Interfaith Dialogue

We advocate for transformational dialogue.

Columban missionaries, from the very beginning of our Society in 1916, have lived and worked among believers from other religions, some for many decades.

Interreligious dialogue is transforming the lives of Christians and other believers throughout the world.  It is changing the way we do theology together and leading to more effective collaboration among believers for the common good.

We have learned that the best and most effective way to address the pressing social issues of poverty, injustice and environmental degradation is by harnessing the collective wisdom and energies of the religions and by doing things together with others rather than in isolation.
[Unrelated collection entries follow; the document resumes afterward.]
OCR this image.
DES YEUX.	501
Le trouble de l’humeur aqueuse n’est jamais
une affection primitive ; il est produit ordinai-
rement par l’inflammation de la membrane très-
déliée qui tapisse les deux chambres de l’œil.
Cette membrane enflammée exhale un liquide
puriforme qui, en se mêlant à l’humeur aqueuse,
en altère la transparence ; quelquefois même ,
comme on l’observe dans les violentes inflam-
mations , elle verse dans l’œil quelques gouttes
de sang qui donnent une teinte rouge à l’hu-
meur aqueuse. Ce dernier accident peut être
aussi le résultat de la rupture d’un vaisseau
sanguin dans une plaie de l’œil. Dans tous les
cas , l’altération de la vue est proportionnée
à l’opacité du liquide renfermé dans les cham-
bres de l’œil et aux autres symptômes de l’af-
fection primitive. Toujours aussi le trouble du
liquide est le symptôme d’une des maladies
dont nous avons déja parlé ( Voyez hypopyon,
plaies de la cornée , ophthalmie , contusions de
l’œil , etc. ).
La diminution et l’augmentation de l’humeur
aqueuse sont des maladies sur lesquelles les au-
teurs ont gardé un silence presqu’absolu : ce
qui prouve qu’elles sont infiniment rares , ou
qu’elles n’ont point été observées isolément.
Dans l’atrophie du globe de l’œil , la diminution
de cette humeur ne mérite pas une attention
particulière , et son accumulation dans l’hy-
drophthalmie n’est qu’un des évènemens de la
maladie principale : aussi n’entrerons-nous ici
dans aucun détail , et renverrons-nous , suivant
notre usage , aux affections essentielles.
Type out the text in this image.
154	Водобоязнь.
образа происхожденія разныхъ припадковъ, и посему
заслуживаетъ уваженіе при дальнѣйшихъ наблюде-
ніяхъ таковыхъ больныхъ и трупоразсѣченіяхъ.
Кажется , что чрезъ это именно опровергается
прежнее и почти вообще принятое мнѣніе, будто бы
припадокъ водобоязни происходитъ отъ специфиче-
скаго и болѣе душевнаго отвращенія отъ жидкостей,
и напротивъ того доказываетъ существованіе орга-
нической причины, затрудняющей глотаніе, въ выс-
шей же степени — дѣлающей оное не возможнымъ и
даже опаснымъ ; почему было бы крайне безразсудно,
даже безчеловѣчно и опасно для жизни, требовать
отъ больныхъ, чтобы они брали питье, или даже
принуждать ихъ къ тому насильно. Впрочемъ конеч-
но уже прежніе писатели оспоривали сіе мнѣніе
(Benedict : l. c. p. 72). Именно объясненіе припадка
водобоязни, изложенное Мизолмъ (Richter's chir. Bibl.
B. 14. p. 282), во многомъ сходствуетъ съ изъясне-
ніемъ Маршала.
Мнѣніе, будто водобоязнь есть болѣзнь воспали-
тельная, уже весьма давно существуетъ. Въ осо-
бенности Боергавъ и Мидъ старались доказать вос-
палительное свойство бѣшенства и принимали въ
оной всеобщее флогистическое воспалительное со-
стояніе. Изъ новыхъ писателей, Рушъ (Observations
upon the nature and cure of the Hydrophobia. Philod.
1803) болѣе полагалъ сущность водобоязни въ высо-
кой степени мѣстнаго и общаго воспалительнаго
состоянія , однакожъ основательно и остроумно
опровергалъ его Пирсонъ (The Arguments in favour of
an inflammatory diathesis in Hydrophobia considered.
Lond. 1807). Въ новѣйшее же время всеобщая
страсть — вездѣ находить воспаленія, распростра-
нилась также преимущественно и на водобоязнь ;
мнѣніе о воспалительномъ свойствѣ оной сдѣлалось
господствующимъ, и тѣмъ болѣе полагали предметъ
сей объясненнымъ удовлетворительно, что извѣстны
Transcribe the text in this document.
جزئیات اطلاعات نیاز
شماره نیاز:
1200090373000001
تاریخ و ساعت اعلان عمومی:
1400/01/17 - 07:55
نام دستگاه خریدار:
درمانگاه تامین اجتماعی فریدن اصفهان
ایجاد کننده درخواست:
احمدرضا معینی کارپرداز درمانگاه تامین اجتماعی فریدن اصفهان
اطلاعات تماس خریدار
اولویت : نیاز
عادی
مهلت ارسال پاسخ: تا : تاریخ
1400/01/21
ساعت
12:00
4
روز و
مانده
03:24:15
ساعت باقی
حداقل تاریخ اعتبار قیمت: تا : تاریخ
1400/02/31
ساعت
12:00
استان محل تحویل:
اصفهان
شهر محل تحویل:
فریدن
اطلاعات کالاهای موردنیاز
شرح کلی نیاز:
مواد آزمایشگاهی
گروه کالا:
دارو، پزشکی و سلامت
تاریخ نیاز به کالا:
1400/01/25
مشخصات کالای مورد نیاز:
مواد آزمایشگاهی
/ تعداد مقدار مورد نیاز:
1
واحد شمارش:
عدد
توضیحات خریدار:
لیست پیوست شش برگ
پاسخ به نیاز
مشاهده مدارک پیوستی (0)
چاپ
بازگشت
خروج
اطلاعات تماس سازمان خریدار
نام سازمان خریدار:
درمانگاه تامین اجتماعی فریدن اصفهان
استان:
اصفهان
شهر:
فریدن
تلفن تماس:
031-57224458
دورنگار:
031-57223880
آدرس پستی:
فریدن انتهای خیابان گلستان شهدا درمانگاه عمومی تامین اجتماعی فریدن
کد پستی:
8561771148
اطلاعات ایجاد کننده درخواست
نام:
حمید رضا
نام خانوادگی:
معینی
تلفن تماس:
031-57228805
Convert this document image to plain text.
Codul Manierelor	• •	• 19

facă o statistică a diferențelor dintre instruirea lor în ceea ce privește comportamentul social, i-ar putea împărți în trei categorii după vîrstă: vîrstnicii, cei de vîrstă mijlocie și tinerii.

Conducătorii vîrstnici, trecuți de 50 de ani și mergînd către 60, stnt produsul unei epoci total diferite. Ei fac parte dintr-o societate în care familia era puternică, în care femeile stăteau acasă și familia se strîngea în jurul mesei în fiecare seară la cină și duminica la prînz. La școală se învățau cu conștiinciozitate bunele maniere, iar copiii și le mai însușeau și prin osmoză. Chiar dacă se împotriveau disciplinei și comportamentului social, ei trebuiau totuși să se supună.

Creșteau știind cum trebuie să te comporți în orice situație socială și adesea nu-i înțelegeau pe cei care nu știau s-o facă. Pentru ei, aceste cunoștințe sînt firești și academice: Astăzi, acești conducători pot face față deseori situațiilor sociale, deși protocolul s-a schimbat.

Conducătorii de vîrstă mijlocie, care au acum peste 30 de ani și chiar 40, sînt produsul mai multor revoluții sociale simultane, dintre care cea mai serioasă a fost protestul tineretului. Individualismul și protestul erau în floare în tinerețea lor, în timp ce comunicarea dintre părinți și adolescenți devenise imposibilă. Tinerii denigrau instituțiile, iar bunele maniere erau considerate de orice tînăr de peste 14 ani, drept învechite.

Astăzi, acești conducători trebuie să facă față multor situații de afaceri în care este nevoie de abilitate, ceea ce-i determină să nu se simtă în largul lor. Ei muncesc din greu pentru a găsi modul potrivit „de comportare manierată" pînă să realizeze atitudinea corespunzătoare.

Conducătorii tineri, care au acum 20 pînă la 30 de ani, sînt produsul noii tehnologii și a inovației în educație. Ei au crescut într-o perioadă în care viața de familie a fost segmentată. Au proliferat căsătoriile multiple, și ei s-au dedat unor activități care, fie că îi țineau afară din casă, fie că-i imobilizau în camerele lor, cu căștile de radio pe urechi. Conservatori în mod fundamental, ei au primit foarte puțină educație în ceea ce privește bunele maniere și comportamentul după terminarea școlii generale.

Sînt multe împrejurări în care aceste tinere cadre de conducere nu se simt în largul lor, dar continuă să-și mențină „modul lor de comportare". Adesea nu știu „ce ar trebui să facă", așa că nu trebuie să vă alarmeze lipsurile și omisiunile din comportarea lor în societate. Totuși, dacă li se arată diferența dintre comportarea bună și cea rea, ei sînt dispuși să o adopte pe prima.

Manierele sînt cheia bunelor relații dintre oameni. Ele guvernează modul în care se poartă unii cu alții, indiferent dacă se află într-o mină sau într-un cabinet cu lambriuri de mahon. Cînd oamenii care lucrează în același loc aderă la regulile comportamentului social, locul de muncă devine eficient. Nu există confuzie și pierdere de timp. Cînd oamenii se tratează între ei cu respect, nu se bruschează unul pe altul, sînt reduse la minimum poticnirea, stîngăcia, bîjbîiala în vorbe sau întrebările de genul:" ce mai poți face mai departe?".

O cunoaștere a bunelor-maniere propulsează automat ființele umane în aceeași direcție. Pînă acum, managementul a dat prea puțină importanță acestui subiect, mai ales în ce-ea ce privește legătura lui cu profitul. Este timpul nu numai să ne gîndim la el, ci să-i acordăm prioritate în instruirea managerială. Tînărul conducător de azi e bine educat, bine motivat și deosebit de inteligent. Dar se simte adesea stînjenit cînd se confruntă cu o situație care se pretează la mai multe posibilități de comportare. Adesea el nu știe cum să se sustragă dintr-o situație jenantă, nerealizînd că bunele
We advocate for a culture of encounter.

The most basic reason for dialogue among human beings is our common humanity. We are all sisters and brothers. People around the world follow various religions, of both ancient and more recent origin. Indigenous spiritualties embody a reverence for the environment that has been handed down through generations in oral traditions and expressed in ritual, dance and story. Columbans are involved with indigenous people, as well as with Buddhists, Hindus, Muslims and Jews around the world.

There are four commonly accepted forms of interreligious dialogue: 

  • The dialogue of life, where people strive to live in an open and neighborly spirit, sharing their joys and sorrows, their human problems and preoccupations.
  • The dialogue of action, in which Christians and others collaborate for the integral development and liberation of people.
  • The dialogue of theological exchange, where specialists seek to deepen their understanding of their respective religious heritages, and to appreciate each other’s spiritual values.
  • The dialogue of religious experience, where persons, rooted in their own religious traditions, share their spiritual riches, for instance with regard to prayer and contemplation, faith and ways of searching for God or the Absolute.